Rechtsanwalt Wolf J. Reuter

Jacobsen Rechtsanwälte Rechtsanwaltsgesellschaft mbH
10707, Berlin
18.09.2012

Berechtigte Kündigung aus böser Absicht

Volker Rieble hat in der FAZ am Sonntag vor einer Woche in seiner Kolumne daran erinnert, dass Kündigungen anhand ihres Kündigungsgrundes geprüft werden und nicht anhand der Geisteshaltung des Arbeitgebers.

Diese Selbstverständlichkeit steht jetzt in München vielleicht wieder auf dem Prüfstand. Da hat ein Arbeitgeber den Rechner eines Betriebsratsmitglieds angezapft, um Belege für seinen Arbeitszeitbetrug zu finden. Der Witz an den Verfahrensberichten: Der Mann sagt nicht, er habe nicht betrogen. Er lässt in der Güteverhandlung mitteilen, „viele“ hätten Zugang zu diesen Rechnern. Aber nur er hat wohl manipuliert. Jetzt demonstriert schon vor der Güteverhandlung die NGG gegen die Kündigung. Das Argument ist vertraut: Es klingt nach einer klassischen Ausrede. Als nächstes könnte ein anderes vertrautes Schema folgen: Man wolle den Mann nur loswerden, weil er ein unbequemer Betriebsrat sei.

Die Frage ist – na und?

Bei unbequemen Leuten sucht man manchmal in der Tat nach Gründen, um sie zu feuern. Die Frage, ob so eine üble Gesinnung die Kündigung zerstört, ist so alt wie das Arbeitsverhältnis. Sie wird von den Arbeitsgerichten regelmäßig verneint.

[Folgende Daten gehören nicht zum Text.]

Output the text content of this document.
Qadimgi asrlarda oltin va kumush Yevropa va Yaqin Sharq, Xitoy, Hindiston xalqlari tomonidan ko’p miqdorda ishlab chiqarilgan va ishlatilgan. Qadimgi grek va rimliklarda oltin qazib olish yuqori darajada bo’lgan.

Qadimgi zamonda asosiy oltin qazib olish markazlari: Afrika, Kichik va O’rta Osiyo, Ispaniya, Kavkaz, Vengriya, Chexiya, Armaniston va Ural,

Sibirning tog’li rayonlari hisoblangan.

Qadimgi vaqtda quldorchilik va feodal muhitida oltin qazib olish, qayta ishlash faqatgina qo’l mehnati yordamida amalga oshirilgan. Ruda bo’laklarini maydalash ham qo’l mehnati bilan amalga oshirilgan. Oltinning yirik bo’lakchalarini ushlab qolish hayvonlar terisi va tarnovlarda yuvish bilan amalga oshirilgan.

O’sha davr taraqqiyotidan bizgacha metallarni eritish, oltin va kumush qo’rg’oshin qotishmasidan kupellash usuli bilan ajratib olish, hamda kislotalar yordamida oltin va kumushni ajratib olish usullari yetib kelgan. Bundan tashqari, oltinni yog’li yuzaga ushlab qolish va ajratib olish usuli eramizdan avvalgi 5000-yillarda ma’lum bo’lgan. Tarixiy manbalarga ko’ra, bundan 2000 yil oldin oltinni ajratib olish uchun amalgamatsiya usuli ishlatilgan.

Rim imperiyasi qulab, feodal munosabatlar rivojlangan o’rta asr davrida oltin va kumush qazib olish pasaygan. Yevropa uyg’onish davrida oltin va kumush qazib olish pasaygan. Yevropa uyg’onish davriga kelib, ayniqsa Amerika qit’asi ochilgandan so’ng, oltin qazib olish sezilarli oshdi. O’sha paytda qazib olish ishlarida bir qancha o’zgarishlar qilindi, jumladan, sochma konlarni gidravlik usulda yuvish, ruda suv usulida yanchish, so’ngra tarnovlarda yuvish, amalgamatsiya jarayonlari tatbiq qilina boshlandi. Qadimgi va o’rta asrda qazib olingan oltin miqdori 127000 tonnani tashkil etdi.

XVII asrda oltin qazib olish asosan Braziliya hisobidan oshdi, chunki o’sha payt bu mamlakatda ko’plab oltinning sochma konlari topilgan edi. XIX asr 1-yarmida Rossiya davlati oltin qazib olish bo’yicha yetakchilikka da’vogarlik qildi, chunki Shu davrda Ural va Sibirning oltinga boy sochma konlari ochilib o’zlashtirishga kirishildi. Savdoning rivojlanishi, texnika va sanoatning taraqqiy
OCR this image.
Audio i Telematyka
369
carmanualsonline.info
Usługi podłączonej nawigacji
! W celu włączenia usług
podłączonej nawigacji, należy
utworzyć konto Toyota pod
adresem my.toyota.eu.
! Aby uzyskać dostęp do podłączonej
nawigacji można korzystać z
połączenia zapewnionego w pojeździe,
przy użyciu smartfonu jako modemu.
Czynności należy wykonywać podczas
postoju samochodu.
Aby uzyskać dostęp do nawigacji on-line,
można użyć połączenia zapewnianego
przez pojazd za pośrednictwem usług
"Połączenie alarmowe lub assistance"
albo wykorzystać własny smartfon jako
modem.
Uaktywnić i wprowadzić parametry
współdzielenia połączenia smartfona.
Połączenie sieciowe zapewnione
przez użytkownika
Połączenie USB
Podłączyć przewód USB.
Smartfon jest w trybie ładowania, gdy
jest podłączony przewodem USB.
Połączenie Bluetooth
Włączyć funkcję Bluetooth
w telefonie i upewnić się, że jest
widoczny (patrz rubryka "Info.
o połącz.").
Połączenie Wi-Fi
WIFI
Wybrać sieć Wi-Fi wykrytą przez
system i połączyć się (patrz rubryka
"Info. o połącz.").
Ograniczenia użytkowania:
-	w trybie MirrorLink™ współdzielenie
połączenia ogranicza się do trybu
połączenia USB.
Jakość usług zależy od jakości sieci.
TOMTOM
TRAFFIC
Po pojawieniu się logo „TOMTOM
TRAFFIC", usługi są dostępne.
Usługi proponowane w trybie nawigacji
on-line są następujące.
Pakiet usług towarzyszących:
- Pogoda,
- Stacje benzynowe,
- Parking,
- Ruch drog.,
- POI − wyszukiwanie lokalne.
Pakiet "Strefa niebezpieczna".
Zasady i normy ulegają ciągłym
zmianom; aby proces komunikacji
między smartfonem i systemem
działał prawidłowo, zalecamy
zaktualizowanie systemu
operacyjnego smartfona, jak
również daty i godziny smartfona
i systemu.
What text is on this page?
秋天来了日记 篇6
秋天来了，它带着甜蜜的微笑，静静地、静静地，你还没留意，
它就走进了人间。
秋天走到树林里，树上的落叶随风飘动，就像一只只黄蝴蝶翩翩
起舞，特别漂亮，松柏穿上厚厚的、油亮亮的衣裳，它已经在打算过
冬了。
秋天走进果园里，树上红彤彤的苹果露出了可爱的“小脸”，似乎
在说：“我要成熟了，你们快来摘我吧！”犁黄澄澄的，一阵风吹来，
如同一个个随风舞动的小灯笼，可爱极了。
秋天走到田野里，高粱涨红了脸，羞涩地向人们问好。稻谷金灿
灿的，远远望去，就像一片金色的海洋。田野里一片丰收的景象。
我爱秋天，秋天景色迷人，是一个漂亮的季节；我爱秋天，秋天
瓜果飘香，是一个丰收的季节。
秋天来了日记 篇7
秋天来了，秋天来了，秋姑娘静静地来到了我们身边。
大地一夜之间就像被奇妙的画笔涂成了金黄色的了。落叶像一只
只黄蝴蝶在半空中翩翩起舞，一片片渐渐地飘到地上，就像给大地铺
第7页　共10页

Ausgerechnet die Zivilgerichte, die über die arbeitsrechtliche Großzügigkeit gegenüber Mitarbeitern oft den Kopf schütteln, haben hier vor 10 Jahren einen Vorstoß in die Gegenrichtung gewagt. Das OLG Köln hatte eine Kündigung (eines Geschäftsführers) abgelehnt, obwohl er einen kleineren Abrechnungsbetrug begangen hatte. Das OLG hätte das damit begründet, dass der Dienstherr gezielt nach einem Grund gesucht hatte, sich aus dem Vertrag zu lösen (OLG Köln, Urteil vom 4.11.2002 – 19 U 38/02). Die damals vieldiskutierte Entscheidung blieb aber ein Einzelfall. Die Arbeitsgerichte können sich dieser Sichtweise nicht nähern, auch in der Zivilgerichtsbarkeit wird kaum jemals die – übliche – gezielte Durchwühlen von Spesenkonten gegen den Arbeitgeber verwendet.

So bleibt dem Münchener Betriebsrat vor allem eines: Die Frage, ob man seinen Computer überwachen durfte. Gerne übersehen wird dabei, dass dieser schwerwiegende Eingriff in seine Rechte durchaus in Ordnung sein kann: Wenn der Arbeitgeber einen Verdacht hat und sich nicht anders helfen kann (BAG, Urteil vom 21.6.2012, 2 AZR 153/11), dann verfolgt er berechtigte Interessen.

Was also will man zugunsten des Betriebsrats noch vorbringen?

Wenn der Vorwurf konkret genug ist, wäre er wohl gut beraten, über eine Abfindung zu reden. Falls er dafür einen Gesprächspartner findet.